Info Terbaru

7+ Pengertian Partisipasi Politik, Jenis, Fungsi, Tujuan dan Contohnya

Advertisement
Loading...


Pengertian Partisipasi Politik | Partisipasi politik adalah suatu kegiatan warga negara yang memiliki tujuan untuk bisa mempengaruhi pengambilan keputusan politik. [1] Partisipasi Politik itu dilakukan supaya orang dalam posisinya sebagai warga negara, bukan pegawai negeri ataupun politikus dan sifat partisipasi politik tersebut yaitu sukarela, bukan diarahkan oleh negara atau partai yang sedang berkuasa.

Adapun defenisi atau pengertian politik yang cukup senada dinyatakan oleh Silvia bolgherini bahwa partisipasi Politik “… a series of activities related to political life, aimed at influencing public decisions in a more or less direct way—legal, conventional, pacific, or contentious.[3] Bagi Silvia Bolgherini, Partisipasi Politik adalah segala kegiatan yang berhubungan dengan kehidupan politik yang diperuntukkan mempengaruhi pengambilan keputusan baik secara langsung ataupun tidak langsung dengan cara memaksa, damai, konvensional atau cara legal.

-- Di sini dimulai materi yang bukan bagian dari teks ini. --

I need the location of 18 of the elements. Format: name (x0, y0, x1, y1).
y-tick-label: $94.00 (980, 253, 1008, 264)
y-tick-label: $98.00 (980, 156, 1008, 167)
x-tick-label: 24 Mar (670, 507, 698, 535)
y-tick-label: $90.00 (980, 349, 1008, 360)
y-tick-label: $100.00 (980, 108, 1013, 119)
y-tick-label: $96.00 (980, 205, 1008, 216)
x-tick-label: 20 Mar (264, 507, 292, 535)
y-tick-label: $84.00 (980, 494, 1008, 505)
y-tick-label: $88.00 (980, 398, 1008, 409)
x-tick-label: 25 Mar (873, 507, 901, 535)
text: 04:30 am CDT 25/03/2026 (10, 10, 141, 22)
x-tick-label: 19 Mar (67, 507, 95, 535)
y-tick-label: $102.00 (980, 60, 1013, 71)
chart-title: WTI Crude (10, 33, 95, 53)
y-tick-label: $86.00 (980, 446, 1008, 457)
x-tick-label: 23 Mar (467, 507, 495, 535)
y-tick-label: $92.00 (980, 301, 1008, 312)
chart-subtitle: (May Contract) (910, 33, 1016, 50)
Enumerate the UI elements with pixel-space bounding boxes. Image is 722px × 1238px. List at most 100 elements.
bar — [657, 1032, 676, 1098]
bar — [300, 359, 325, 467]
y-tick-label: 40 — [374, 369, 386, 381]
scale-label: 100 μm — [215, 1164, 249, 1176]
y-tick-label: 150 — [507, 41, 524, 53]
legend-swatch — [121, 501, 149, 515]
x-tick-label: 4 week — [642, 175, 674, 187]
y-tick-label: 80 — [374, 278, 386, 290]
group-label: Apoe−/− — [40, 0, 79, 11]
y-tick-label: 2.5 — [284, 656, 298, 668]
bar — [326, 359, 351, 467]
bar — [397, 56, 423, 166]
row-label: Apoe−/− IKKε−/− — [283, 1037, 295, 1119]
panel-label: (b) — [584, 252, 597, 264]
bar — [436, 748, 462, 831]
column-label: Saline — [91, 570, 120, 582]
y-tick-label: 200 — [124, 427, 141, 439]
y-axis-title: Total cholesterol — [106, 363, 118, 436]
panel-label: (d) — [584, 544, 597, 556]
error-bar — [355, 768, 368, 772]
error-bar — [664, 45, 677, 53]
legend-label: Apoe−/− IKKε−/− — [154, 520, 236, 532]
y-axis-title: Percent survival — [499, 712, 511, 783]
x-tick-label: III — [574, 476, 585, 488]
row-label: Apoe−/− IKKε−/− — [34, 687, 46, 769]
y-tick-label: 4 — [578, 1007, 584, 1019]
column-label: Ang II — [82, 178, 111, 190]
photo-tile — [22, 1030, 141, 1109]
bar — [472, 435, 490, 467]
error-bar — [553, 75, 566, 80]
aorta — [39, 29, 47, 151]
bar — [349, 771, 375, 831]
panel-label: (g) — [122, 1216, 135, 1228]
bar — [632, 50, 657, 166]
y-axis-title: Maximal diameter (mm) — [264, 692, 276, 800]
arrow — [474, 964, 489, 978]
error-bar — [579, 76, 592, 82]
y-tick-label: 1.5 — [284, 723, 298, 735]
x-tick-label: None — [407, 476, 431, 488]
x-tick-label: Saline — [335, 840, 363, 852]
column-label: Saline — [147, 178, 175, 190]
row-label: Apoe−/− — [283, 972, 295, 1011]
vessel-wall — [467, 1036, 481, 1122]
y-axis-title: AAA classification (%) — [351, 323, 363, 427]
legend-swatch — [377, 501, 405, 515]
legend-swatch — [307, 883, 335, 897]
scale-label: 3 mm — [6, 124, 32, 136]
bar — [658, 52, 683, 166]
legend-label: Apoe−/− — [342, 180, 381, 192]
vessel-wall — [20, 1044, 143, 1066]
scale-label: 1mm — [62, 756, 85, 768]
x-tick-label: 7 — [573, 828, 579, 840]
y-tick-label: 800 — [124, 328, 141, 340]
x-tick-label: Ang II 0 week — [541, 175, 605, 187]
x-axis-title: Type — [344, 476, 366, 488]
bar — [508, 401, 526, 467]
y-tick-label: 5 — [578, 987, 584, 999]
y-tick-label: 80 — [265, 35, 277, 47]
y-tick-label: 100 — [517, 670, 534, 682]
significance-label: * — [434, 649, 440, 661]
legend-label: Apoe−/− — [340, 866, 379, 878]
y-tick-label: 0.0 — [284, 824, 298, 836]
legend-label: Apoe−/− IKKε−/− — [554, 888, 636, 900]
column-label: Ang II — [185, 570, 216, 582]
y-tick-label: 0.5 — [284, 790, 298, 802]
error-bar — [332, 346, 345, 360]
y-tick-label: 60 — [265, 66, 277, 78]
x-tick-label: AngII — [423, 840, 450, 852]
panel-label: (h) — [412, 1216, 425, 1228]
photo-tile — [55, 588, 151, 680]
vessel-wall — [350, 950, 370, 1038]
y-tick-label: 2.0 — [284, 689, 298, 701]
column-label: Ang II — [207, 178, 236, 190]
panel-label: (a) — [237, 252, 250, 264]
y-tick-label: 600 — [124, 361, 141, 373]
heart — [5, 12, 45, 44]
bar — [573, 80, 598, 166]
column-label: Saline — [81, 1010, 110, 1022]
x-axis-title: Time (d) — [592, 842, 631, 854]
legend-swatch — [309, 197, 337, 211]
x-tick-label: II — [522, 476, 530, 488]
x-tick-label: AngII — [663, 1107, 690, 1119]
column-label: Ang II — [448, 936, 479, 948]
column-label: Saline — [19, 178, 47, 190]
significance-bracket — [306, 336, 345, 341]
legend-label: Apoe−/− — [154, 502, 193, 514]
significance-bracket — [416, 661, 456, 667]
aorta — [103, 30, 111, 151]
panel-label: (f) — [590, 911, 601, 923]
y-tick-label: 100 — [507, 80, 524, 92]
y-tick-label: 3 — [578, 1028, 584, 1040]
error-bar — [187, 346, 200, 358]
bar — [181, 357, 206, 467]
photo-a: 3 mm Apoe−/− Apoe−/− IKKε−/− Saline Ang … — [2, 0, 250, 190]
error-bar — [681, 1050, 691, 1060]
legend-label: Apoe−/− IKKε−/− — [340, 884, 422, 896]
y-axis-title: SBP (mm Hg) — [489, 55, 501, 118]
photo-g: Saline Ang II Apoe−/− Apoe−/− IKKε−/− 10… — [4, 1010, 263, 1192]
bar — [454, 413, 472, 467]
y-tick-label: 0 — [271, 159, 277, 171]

TErdapat studi klasik tentang partisipasi politik yang diadakan oleh Samuel P. Huntington dan Joan Nelson dalam sebuah karya penelitiannya yaitu No Easy Choice: Political Participation in Developing Countries. Lewat penelitian yang dilakukan oleh mereka yaitu Nelson dan Huntington memberikan suatu catatan bahwa partisipasi yang bersifat mobilized atau dipaksa juga bagian dari kajian partisipasi politik. Hal tersebut senanda dengan yang disampaikan oleh Bolgherini yaitu bahwa dalam menjalankan partisipasi politik, cara yang dipakai salah satunya yang memiliki sifat memaksa (contentiuous). Menurut Nelson dan huntinton, partisipasi politik sukarela dan mobilisasi (diarahkan, sama dengan dipaksa) hanya dalam aspek prinsip, bukan kenyataan tindakan: Intinya baik dipaksa maupun sukarela, warga negaranya tetap melakukan partisipasi politik.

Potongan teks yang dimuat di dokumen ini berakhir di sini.